1. This site uses cookies. By continuing to use this site, you are agreeing to our use of cookies. Learn More.

Windsor Brokers - Short Term Technical Analysis for Majors (07:00 GMT)

Discussion in 'Major Currency Pairs' started by WindsorBrokers, Nov 7, 2013.

  1. WindsorBrokers

    WindsorBrokers Content Contributor

    Feb 18, 2010
    Likes Received:

    The Euro steadies above 1.35 handle, ahead of ECB today, with no significant rallies seen so far, after the pair posted marginally fresh high at 1.3546 yesterday. Hourly studies are positively aligned, along with north-heading 4-hour indicators that suggests further recovery, with 1.36 zone, Fibonacci 38.2% of 1.3831/1.3441 downleg / 55DMA, being in near-term focus. Overall picture, however, remains bearish and current break in strong fall from last week could be seen as corrective phase, ahead of fresh weakness. Rallies should be ideally limited at 1.3640/80, Fibonacci 50% / 61.8% respectively, before bears re-assert. Break below pivotal 1.3440/20 support, Fibonacci 38.2% of larger 1.2754/1.3831 rally and main bull-trendline, drawn off 1.2754, where bears found temporary footstep, is expected to trigger fresh leg lower and expose 1.33 zone, also 50% retracement of 1.2754/1.3831.

    Res: 1.3546; 1.3590; 1.3640; 1.3682
    Sup: 1.3500; 1.3467; 1.3441; 1.3420



    Cable consolidates recent gains from 1.59 base that cracked strong 1.6100/15 resistance and retraced nearly 61.85 of 1.6254/1.5901 descend. The price found footstep at initial 1.6060 support, however, weakening hourly studies, see risk of deeper pullback, before bulls take control, as 4-hour structure remains bullish. Ideal reversal point is seen at 1.6030 higher platform / Fibonacci 38.2% of 1.5901/1.6116 ascend, while any extension lower and potential break below psychological / 50% retracement 1.6000 support, would bring bears fully in play. On the upside, sustained break above 1.61 barrier, is required to keep positive tone and shift near-term focus towards the upper levels of one-month 1.5900/1.6259 range.

    Res: 1.6094; 1.6116; 1.6148; 1.6171
    Sup: 1.6061; 1.6034; 1.6000; 1.5983



    The pair trades in near-term consolidative mode, off fresh high at 98.84, with the downside protected at 98.50 for now. Holding above bull-trendline from 96.93, keeps bulls in play for eventual retest of key 99.00 barrier, break of which to open 99.65 and psychological 100 resistance. Studies on lower timeframes remain positive and favor further upside, as daily indicators head north after emerging from negative territory and support the notion. Key supports lay at 98.15/00 and only break lower would sideline bulls.

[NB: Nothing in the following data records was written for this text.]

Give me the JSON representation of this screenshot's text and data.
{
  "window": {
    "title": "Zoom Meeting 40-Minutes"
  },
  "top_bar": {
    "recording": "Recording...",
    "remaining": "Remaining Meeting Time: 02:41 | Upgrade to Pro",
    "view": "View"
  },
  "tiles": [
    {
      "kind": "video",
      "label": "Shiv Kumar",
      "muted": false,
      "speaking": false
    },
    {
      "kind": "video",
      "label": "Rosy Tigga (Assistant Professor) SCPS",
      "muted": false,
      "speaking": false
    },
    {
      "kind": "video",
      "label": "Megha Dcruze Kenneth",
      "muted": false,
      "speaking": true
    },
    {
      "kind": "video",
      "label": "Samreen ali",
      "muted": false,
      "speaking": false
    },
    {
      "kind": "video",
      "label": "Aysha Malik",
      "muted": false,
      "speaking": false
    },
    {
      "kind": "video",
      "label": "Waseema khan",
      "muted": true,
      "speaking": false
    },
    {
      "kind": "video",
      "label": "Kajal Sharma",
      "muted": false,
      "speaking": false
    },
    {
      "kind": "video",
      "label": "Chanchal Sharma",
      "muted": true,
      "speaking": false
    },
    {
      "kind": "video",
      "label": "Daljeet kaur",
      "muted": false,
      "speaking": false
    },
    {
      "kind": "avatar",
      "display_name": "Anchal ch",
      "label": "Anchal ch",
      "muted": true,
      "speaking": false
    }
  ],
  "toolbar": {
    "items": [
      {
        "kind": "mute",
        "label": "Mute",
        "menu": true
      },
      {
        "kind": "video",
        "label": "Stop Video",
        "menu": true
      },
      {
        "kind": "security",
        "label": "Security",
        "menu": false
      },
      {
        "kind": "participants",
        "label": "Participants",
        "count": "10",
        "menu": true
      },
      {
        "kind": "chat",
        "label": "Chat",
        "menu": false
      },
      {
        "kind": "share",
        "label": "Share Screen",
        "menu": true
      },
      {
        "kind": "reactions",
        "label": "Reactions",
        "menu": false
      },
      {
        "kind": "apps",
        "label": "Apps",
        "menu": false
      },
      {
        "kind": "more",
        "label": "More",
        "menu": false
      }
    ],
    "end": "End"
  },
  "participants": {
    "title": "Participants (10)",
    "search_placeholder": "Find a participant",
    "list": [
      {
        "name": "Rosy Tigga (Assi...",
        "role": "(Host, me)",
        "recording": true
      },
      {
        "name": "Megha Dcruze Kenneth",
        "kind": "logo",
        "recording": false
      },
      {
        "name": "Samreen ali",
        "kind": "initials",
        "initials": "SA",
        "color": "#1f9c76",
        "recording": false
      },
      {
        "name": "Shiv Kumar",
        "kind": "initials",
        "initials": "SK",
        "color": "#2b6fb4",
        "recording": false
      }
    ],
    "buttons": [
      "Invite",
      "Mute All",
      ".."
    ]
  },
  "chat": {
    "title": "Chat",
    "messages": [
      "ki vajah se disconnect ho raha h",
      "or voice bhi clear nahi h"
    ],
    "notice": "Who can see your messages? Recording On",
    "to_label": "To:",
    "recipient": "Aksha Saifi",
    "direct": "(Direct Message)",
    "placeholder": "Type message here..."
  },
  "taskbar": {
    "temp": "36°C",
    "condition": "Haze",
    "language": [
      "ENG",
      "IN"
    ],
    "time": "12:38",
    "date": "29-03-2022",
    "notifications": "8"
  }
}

    Res: 98.74; 98.84; 98.99; 99.12
    Sup: 98.54; 98.40; 98.15; 98.05



    The pair remains under pressure, with near-term corrective rally from fresh low at 0.9420, being capped at 0.9541. Fresh weakness to 0.9460, previous low and 61.8% of 0.9420/0.9541, weakens hourly structure, however, holding above here, would keep positive tone on 4-hour studies, for possible renewed attempt higher. Clearance of 0.9541 barrier and 55DMA, is required to confirm higher low formation and avert downside risk of return to 0.9420 support. Larger picture shows bears gaining pace and while 0.9541 stays intact, risk of resumption of bear-trend from 0.9755, would remain in play.

    Res: 0.9500; 0.9541; 0.9587; 0.9621
    Sup: 0.9462; 0.9420; 0.9400; 0.9388



    Spot Gold remains in sideways mode, with prevailing neutral tone seen while the price holds between 1305/20 range. The upside is capped by 55DMA, with 4-hour / daily studies being negatively aligned that sees increased downside risk for extension of pullback from 1361, 28/10 peak. Violation of pivotal 1305/00 support zone to signal an end of consolidative phase and trigger bearish extension towards 1290, next support. Conversely, clear break above initial 1320 barrier and 1330 zone, previous support / daily cloud base, is required to confirm higher base at 1305 and open further upside.